Bhopal, le Bangladesh, Mère Teresa : une vie à documenter l’Inde dans toute sa complexité
Après ses débuts dans le photojournalisme dans les années 1960 et 1970, aux côtés des grands médias de l’époque, Raghu Rai s’est lancé en solo dans une quête qui allait occuper toute sa vie : représenter la complexité de son vaste pays. Ses œuvres les plus marquantes incluent sa couverture de la guerre d’indépendance du Bangladesh en 1971 et, surtout, sa documentation de la catastrophe industrielle de Bhopal en 1984 — une fuite de gaz qui fit environ 25 000 morts, la pire de l’histoire de l’Inde. Ses portraits intimistes de Mère Teresa comptent également parmi ses travaux les plus célèbres, tout comme ses séries sur le Taj Mahal et les masses populaires indiennes. Il a publié des dizaines de livres photographiques au fil de sa carrière. « Je ne peux jamais être fidèle à mes expériences sans un appareil photo », avait-il un jour déclaré.

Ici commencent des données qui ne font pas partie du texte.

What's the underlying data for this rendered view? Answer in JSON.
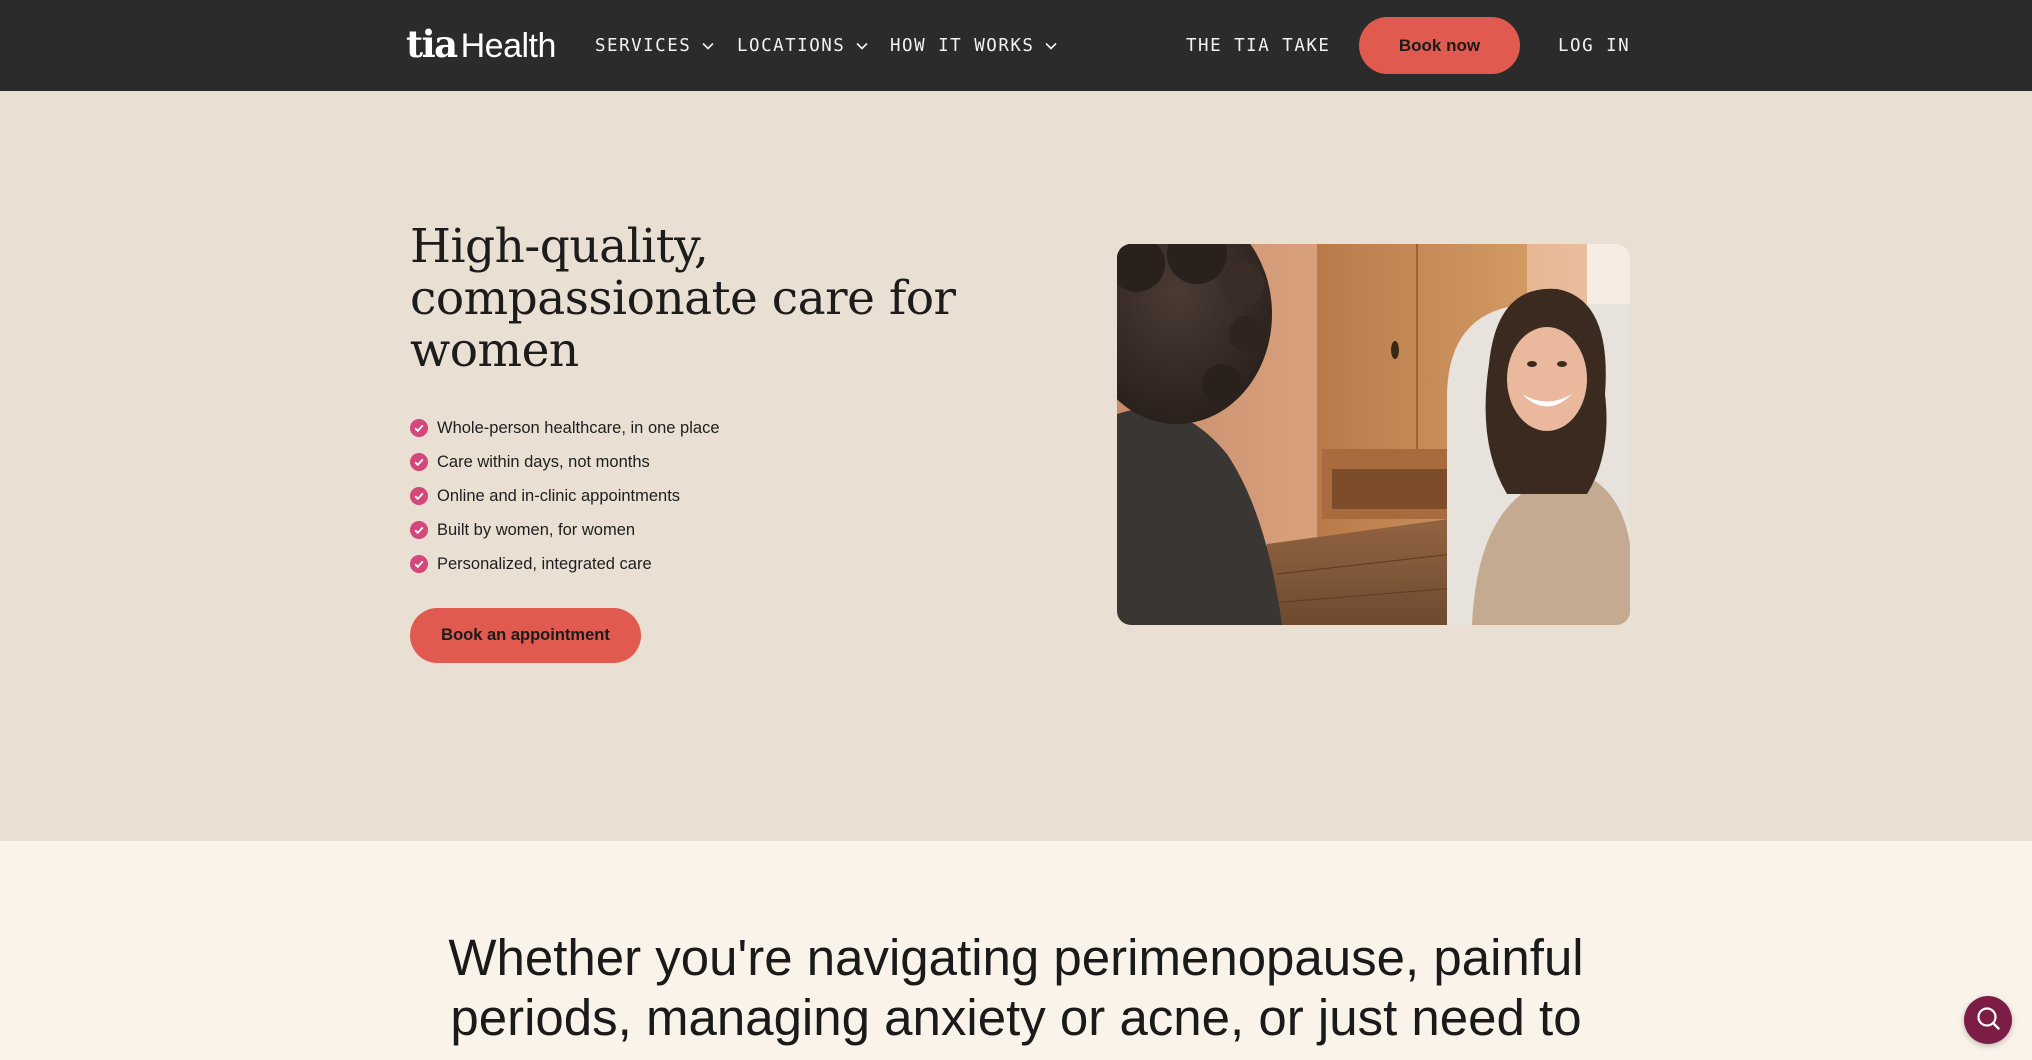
{
  "nav": {
    "logo_tia": "tia",
    "logo_health": "Health",
    "services": "SERVICES",
    "locations": "LOCATIONS",
    "how_it_works": "HOW IT WORKS",
    "tia_take": "THE TIA TAKE",
    "book_now": "Book now",
    "log_in": "LOG IN"
  },
  "hero": {
    "title": "High-quality, compassionate care for women",
    "features": [
      "Whole-person healthcare, in one place",
      "Care within days, not months",
      "Online and in-clinic appointments",
      "Built by women, for women",
      "Personalized, integrated care"
    ],
    "cta": "Book an appointment"
  },
  "intro": {
    "line1": "Whether you're navigating perimenopause, painful",
    "line2": "periods, managing anxiety or acne, or just need to"
  },
  "colors": {
    "nav_bg": "#2b2b2b",
    "accent": "#e05a4f",
    "check": "#d3477b",
    "hero_bg": "#e9dfd3",
    "page_bg": "#faf3ea",
    "chat": "#7b1d45"
  },
  "icons": {
    "dropdown": "chevron-down-icon",
    "feature": "check-circle-icon",
    "chat": "chat-search-icon"
  }
}
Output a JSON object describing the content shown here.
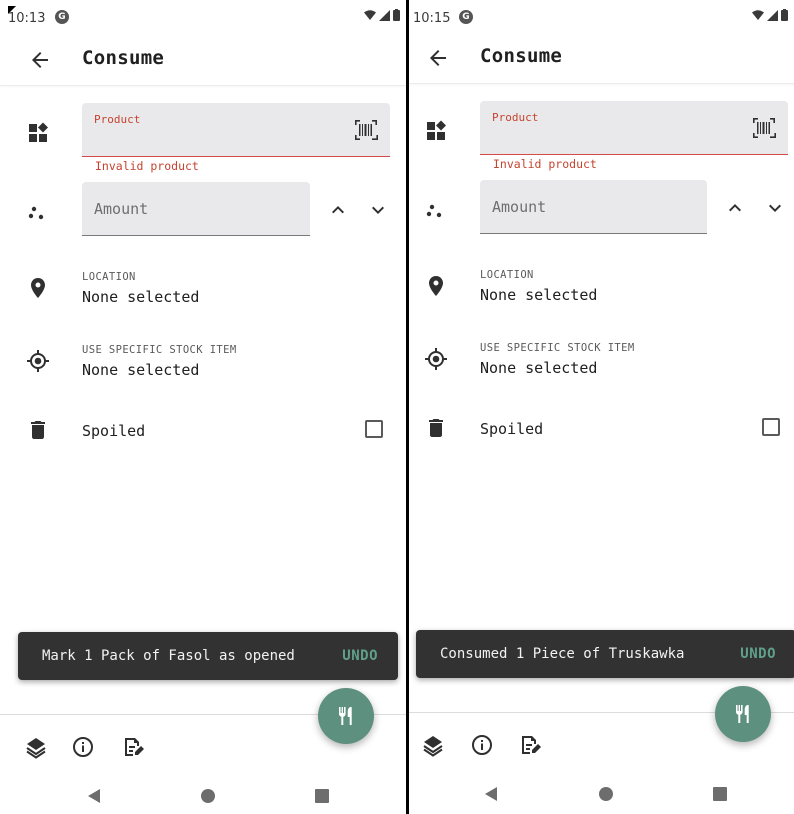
{
  "screens": [
    {
      "status_time": "10:13",
      "status_app_initial": "G",
      "title": "Consume",
      "product_label": "Product",
      "product_error": "Invalid product",
      "amount_placeholder": "Amount",
      "location_overline": "LOCATION",
      "location_value": "None selected",
      "stock_overline": "USE SPECIFIC STOCK ITEM",
      "stock_value": "None selected",
      "spoiled_label": "Spoiled",
      "snackbar_text": "Mark 1 Pack of Fasol as opened",
      "snackbar_action": "UNDO"
    },
    {
      "status_time": "10:15",
      "status_app_initial": "G",
      "title": "Consume",
      "product_label": "Product",
      "product_error": "Invalid product",
      "amount_placeholder": "Amount",
      "location_overline": "LOCATION",
      "location_value": "None selected",
      "stock_overline": "USE SPECIFIC STOCK ITEM",
      "stock_value": "None selected",
      "spoiled_label": "Spoiled",
      "snackbar_text": "Consumed 1 Piece of Truskawka",
      "snackbar_action": "UNDO"
    }
  ],
  "icons": {
    "back": "arrow-left-icon",
    "product": "category-grid-icon",
    "barcode": "barcode-scan-icon",
    "amount": "scatter-dots-icon",
    "increase": "chevron-up-icon",
    "decrease": "chevron-down-icon",
    "location": "map-pin-icon",
    "stock_item": "target-crosshair-icon",
    "spoiled": "trash-icon",
    "bottom_layers": "layers-icon",
    "bottom_info": "info-icon",
    "bottom_doc": "document-edit-icon",
    "fab": "fork-knife-icon"
  },
  "colors": {
    "error": "#c6442f",
    "accent": "#5e9080",
    "snackbar_bg": "#323232",
    "snackbar_action": "#5fa08a",
    "field_bg": "#e9e9eb"
  }
}
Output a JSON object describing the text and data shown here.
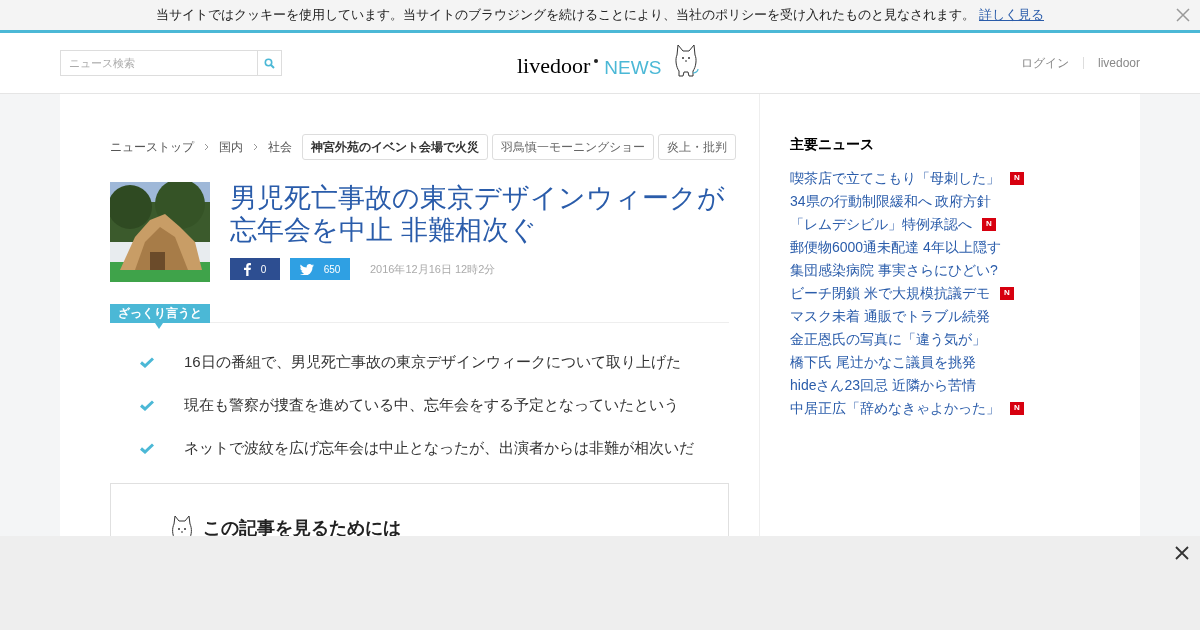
{
  "cookie_bar": {
    "message": "当サイトではクッキーを使用しています。当サイトのブラウジングを続けることにより、当社のポリシーを受け入れたものと見なされます。",
    "link": "詳しく見る"
  },
  "header": {
    "search": {
      "placeholder": "ニュース検索"
    },
    "logo": {
      "brand": "livedoor",
      "product": "NEWS"
    },
    "links": [
      "ログイン",
      "livedoor"
    ]
  },
  "breadcrumbs": [
    "ニューストップ",
    "国内",
    "社会"
  ],
  "tags": [
    {
      "label": "神宮外苑のイベント会場で火災",
      "featured": true
    },
    {
      "label": "羽鳥慎一モーニングショー",
      "featured": false
    },
    {
      "label": "炎上・批判",
      "featured": false
    }
  ],
  "article": {
    "title": "男児死亡事故の東京デザインウィークが忘年会を中止 非難相次ぐ",
    "facebook_count": "0",
    "twitter_count": "650",
    "date": "2016年12月16日 12時2分",
    "summary_label": "ざっくり言うと",
    "summary": [
      "16日の番組で、男児死亡事故の東京デザインウィークについて取り上げた",
      "現在も警察が捜査を進めている中、忘年会をする予定となっていたという",
      "ネットで波紋を広げ忘年会は中止となったが、出演者からは非難が相次いだ"
    ],
    "notice_title": "この記事を見るためには"
  },
  "sidebar": {
    "title": "主要ニュース",
    "items": [
      {
        "text": "喫茶店で立てこもり「母刺した」",
        "badge": "N"
      },
      {
        "text": "34県の行動制限緩和へ 政府方針"
      },
      {
        "text": "「レムデシビル」特例承認へ",
        "badge": "N"
      },
      {
        "text": "郵便物6000通未配達 4年以上隠す"
      },
      {
        "text": "集団感染病院 事実さらにひどい?"
      },
      {
        "text": "ビーチ閉鎖 米で大規模抗議デモ",
        "badge": "N"
      },
      {
        "text": "マスク未着 通販でトラブル続発"
      },
      {
        "text": "金正恩氏の写真に「違う気が」"
      },
      {
        "text": "橋下氏 尾辻かなこ議員を挑発"
      },
      {
        "text": "hideさん23回忌 近隣から苦情"
      },
      {
        "text": "中居正広「辞めなきゃよかった」",
        "badge": "N"
      }
    ]
  }
}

Membre de Magnum introduit par Cartier-Bresson, une reconnaissance mondiale
C’est Henri Cartier-Bresson en personne qui l’avait introduit au sein de Magnum Photos, la coopérative new-yorkaise qui réunit les plus grands noms du photojournalisme mondial. Raghu Rai avait reçu en 1972 le Padma Shri, l’une des plus hautes distinctions civiles de l’Inde, et remporté le tout premier Prix de photographie de l’Académie des beaux-arts. À l’annonce de sa mort, le politicien et parlementaire Shashi Tharoor a rendu hommage au « visionnaire qui a capturé le cœur et l’âme palpitants de l’Inde », tandis que Rahul Gandhi, chef de l’opposition, déclarait à l’AFP : « Il ne faisait pas que prendre des photos, il préservait la mémoire de notre nation. »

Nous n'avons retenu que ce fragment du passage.